Opinion
No. 6143-4-III.
June 21, 1984.
[1] Personal Restraint — Prejudice — Burden of Proof. A person seeking relief from personal restraint has the burden of demonstrating that the errors alleged resulted in actual prejudice.
[2] Criminal Law — Plea of Guilty — Knowledge of Rights — Determination. In determining whether a criminal defendant pleading guilty knowingly and intelligently waived his constitutional rights, an appellate court will examine his written statement on plea of guilty, the oral statements of the prosecutor and the trial judge, and the defendant's exercise of his rights in the proceedings prior to the entry of the plea.
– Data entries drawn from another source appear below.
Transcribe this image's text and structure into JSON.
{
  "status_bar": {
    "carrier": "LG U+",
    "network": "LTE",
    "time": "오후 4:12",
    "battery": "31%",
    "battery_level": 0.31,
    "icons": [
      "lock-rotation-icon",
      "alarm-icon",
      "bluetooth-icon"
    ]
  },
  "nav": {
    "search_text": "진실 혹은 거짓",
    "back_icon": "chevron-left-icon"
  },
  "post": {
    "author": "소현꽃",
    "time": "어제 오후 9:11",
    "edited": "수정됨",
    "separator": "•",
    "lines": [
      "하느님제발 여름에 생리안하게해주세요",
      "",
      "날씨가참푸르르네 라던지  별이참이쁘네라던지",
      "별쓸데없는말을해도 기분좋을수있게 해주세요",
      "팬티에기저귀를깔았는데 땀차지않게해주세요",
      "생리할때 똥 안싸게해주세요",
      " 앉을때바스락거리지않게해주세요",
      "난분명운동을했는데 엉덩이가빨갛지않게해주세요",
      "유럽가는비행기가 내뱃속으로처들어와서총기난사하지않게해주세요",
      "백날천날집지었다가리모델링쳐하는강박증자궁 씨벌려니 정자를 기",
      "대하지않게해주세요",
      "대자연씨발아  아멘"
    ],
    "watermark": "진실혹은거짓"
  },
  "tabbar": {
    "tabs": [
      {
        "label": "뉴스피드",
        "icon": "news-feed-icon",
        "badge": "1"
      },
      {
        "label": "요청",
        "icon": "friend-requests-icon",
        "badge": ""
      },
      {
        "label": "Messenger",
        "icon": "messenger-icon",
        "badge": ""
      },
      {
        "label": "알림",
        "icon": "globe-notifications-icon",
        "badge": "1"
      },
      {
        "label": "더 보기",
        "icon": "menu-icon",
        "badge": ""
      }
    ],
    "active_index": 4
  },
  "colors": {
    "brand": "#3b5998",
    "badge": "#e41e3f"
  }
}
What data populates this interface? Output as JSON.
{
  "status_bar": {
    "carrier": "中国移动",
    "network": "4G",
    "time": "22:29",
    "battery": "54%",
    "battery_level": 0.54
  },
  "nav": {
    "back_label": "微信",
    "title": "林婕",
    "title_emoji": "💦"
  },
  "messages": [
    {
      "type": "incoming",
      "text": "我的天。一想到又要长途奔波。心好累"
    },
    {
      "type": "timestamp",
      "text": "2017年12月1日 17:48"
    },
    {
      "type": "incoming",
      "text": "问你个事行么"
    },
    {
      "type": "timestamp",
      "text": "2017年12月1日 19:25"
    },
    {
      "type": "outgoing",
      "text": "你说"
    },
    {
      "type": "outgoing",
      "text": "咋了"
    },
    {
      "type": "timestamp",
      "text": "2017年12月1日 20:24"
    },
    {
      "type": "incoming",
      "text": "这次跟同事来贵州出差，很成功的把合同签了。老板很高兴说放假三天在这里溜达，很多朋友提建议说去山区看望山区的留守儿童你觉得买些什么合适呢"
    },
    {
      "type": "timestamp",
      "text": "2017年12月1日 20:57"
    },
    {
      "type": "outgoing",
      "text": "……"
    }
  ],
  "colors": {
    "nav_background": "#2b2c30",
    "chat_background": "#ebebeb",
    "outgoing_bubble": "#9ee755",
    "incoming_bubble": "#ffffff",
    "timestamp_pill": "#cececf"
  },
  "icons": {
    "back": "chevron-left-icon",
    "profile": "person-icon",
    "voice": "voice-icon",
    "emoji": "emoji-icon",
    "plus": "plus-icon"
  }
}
[3] Criminal Law — Plea of Guilty — Factual Basis — Determination. The sufficiency of the factual basis to support a guilty plea is determined by examining the totality of the circumstances, including the prosecutor's statements regarding the offense, the conversation between the court and the defendant, and the facts as revealed to the court and the defendant during proceedings prior to entry of the plea.
Nature of Action: A prisoner sought relief from personal restraint based on the invalidity of two guilty pleas to crimes committed while he was in prison.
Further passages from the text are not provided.